Reprise. Le groupe volailler LDC a annoncé la reprise de l’abattoir Corico (39,4 millions d'euros de chiffre d’affaires) situé à Monsols (Rhône), près de Lyon. Le site (deux unités de production) est spécialisé dans l’abattage et la découpe et la mise au point de produits élaborés de dinde. Il emploie 250 personnes et commercialise la production d’une quinzaine d’élevages, soit environ 15 000 tonnes de produits vendus. « Nous allons pouvoir spécialiser notre outil de production de Louhans sur l’abattage et la découpe de poulet et transférer les volumes de dindes de ce site vers Corico, ce qui porterait sa capacité d’abattage à 65 000 pièces par semaine », explique Denis Lambert, Pdg de LDC. Le groupe prévoit d’investir 3 millions d’euros sur le site Corico.
Le groupe volailler a également annoncé une alliance en Espagne avec le groupe coopératif AN Coop (554 millions d’euros de chiffre d’affaires, dont 100 millions en volailles), numéro cinq de la volaille avec environ 4,7 % du marché. LDC est lui numéro 14 avec 1,2 % de parts de marché. Sur la volaille entière et la découpe, les deux groupes vont créer une société commune dont LDC détiendra 35 % et qui visent d’ici 2013 à réaliser environ 140 millions d’euros de chiffre d’affaires. Sur les produits élaborés, une deuxième société sera créée dont LDC détiendra 65 % du capital, et qui vise à multiplier ses volumes par trois.
En Espagne, le groupe a réalisé en 2010-2011 un chiffre d’affaires de 22 millions d’euros, et des pertes de 1,5 million. Des résultats décevants, alors que les activités de LDC en Pologne (134 millions d’euros) affichent de bonnes performances (+9,4 millions d’euros de résultat).
Le groupe LDC a réalisé pour exercice 2010-2011 un chiffre d’affaires de 2,554 milliards d’euros en hausse de 23,7 % suite à l’intégration des sociétés Marie et Arrivé, rachetées fines 2009. A périmètre identique, le chiffre d’affaires progresse de 3,5 %. Le résultat opérationnel passe de 94,1 millions à 73,6 millions. Le coût des matières premières a pesé sur l’activité du groupe, de même que les charges de restructuration liées à l’intégration de Marie et Arrivé. La marge du groupe passe de 4,5 à 3,5 % du chiffre d'affaires.
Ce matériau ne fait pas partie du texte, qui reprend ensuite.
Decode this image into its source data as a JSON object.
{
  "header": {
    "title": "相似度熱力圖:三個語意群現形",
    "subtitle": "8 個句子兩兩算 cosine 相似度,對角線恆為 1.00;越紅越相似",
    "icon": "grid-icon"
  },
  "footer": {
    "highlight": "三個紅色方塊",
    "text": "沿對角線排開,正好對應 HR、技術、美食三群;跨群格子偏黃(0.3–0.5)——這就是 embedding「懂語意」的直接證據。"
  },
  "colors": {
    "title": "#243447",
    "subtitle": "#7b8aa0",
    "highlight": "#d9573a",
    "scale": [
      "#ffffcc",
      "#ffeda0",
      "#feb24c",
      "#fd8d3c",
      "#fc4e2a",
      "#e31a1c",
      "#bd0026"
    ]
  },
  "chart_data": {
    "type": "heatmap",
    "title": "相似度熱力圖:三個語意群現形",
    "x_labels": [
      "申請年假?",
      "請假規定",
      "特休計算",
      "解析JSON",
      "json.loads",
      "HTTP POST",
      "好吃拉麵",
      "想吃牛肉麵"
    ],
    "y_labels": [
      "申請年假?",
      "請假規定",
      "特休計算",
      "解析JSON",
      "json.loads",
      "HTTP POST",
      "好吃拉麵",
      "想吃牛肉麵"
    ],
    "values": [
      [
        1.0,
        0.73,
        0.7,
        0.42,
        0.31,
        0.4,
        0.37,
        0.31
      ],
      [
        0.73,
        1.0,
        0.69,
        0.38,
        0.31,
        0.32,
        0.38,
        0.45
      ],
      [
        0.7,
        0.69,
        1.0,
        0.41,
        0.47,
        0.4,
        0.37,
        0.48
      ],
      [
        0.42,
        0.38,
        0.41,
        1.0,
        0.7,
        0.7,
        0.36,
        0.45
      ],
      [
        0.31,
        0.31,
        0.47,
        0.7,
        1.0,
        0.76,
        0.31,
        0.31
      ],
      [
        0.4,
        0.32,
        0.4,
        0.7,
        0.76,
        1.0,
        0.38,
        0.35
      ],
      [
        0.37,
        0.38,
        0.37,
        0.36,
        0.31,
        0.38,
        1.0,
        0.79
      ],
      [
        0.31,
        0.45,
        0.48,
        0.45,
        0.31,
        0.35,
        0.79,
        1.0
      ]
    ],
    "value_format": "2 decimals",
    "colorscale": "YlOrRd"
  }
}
La société Marie a enregistré des pertes de 8,5 millions d’euros sur l'exercice qui pèsent sur les résultats de l’activité traiteur. « Sur cette activité, nous nous fixons l’objectif de redevenir profitable en 2012-2013 », a indiqué le Pdg de LDC. Quant à l’activité surgelés de Marie, le scénario d’une vente s’éloigne, confie Denis Lambert. « Soit nous continuerons à développer cette activité seuls, soit nous chercherons à nous allier à un spécialiste du surgelé. Mais de toutes les façons, nous continuerons à garder le contrôle sur la commercialisation des volumes à la marque Marie », explique le Pdg.